On streets in Florence, Italy, the house between number 12 and 14 is addressed as 12 1/2. In France socialites known as the quatorziens (“fourteeners”) once made themselves available as 14th guests to keep a dinner party from an unlucky fate.

DePauw University’s Dudley said nobody really knows why Friday the 13th has spawned so many superstitions. “You’ve got to have something that is unlucky, and somehow they hit on 13,” he said. “But all these explanations are just moonshine.”

Fact of the day

2012 had three Black Fridays that are 13 weeks apart… How weird is that?

  • Friday January 13, 2012
  • Friday April 13, 2012
  • Friday April 13, 2012

Some events are intentionally scheduled for Friday the 13th for dramatic effect, like:

  • Black Sabbath’s eponymous debut album was released in the UK on Friday, February 13, 1970.
  • The 13th book in A Series of Unfortunate Events was released on Friday, October 13, 2006 by Lemony Snicket, also known as novelist Daniel Handler.
  • Four of the twelve films in the Friday the 13th series, including the most recent (reboot of the series), were released on a Friday the 13th.
  • Long-running theatrical show, Supernatural Chicago, premiered on Friday, February 13, 2004.
  • AdventureQuest Worlds MMORPG features special in-game events featuring Voltaire (musician) and other guests for each Friday the 13th.

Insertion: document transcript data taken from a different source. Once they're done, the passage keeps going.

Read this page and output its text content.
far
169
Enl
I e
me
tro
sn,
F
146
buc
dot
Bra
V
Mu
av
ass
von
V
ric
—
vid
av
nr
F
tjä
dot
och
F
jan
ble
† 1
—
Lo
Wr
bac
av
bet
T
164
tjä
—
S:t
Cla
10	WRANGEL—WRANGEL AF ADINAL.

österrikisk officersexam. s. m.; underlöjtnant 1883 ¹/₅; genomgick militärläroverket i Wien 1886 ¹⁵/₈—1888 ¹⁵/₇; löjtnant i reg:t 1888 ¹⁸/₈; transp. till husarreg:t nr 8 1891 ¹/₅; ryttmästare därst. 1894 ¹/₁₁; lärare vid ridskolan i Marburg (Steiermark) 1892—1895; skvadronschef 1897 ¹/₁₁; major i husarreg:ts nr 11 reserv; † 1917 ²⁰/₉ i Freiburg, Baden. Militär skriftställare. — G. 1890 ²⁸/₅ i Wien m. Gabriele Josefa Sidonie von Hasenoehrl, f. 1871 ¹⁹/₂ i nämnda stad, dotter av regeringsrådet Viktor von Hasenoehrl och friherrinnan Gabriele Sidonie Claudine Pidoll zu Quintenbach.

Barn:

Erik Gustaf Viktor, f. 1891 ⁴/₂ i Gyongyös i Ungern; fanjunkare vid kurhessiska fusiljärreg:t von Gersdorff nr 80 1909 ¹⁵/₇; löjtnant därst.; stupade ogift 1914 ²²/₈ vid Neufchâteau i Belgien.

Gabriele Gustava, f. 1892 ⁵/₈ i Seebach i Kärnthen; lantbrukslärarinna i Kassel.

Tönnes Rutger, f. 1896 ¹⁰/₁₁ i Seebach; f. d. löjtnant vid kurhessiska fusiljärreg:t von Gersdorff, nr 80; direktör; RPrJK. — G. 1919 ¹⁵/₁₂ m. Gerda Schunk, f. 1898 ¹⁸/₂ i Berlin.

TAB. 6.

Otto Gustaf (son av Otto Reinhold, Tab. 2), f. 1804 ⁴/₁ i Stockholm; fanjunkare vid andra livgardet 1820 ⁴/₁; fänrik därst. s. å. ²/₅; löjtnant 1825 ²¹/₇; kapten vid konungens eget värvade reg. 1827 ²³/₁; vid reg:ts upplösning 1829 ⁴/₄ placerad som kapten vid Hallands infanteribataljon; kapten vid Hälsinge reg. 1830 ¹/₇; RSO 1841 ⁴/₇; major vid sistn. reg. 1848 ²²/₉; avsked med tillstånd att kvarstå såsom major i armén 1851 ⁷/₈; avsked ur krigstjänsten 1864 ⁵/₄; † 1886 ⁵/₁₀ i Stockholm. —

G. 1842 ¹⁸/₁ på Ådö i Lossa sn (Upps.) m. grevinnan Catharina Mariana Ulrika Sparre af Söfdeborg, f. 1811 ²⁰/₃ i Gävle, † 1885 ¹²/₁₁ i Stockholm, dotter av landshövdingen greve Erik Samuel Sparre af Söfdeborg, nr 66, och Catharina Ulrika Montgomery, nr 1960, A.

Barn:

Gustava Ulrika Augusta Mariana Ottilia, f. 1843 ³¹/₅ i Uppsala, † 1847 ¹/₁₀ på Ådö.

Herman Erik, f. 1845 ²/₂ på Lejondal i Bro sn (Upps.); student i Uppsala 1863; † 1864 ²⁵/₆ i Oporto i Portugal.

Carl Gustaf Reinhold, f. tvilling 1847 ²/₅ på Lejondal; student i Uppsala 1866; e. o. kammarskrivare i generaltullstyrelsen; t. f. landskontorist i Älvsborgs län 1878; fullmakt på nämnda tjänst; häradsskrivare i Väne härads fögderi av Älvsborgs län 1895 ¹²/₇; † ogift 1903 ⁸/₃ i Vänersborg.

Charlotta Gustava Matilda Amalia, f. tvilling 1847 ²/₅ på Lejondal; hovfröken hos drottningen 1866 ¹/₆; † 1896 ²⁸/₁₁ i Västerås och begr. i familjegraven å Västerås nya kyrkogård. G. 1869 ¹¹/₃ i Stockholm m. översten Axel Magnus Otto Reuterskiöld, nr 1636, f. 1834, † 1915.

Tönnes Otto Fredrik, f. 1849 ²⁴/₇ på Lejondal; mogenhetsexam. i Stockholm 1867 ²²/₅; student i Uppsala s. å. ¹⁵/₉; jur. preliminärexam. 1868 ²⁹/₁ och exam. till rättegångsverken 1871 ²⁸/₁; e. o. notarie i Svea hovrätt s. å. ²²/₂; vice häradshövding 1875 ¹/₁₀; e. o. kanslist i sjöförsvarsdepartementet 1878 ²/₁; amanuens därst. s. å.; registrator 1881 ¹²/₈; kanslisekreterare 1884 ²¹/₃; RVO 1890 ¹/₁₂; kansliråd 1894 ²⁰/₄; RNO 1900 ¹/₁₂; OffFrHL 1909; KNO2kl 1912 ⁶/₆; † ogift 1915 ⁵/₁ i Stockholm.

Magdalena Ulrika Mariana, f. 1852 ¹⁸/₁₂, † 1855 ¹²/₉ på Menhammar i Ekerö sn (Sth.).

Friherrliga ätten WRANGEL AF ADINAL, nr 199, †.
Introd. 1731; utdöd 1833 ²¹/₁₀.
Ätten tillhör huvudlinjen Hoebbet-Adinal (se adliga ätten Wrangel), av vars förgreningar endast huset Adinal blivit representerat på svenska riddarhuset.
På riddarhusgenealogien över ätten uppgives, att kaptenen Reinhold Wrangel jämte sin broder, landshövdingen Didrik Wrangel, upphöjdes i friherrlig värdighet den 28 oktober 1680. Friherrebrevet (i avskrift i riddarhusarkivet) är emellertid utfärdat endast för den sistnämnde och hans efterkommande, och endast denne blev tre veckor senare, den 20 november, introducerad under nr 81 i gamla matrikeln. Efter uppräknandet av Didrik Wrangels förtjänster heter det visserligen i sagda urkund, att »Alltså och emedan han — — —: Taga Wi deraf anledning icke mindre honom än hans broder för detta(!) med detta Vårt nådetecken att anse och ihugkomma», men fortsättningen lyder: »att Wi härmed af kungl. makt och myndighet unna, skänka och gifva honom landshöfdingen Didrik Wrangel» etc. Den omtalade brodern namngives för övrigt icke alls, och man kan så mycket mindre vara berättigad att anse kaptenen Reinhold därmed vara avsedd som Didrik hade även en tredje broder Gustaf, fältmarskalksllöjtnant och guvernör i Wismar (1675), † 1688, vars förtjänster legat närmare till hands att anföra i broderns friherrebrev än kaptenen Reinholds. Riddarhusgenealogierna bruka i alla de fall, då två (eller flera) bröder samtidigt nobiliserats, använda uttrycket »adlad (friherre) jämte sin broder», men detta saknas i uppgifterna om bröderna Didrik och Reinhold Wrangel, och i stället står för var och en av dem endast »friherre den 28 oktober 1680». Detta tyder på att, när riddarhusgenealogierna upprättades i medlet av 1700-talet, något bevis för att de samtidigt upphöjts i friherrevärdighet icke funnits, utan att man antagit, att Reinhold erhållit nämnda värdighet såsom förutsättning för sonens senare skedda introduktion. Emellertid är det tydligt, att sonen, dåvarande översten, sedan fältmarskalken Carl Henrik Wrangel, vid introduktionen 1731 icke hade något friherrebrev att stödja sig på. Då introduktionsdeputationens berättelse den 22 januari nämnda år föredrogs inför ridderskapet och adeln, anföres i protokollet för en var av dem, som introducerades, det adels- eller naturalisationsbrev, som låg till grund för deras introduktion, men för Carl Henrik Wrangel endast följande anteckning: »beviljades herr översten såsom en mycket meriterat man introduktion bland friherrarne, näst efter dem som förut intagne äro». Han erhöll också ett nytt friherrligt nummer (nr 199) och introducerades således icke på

Events that have been notable for being linked to the concept of Friday the 13th include:

  • The renowned rapper Tupac Amaru Shakur was pronounced dead on Friday, September 13, 1996.
  • The asteroid 99942 Apophis will make a close encounter with Earth, closer than the orbits of communication satellites, on Friday, April 13, 2029.
  • An engineering train on the Northern Line of the London Underground became uncoupled and went on a 13-minute journey southbound from Archway station, finally stopping at Warren Street tube station on the West End branch of the line on Friday, August 13, 2010. The train in front was forced to skip several stations and was diverted to the City branch of the line.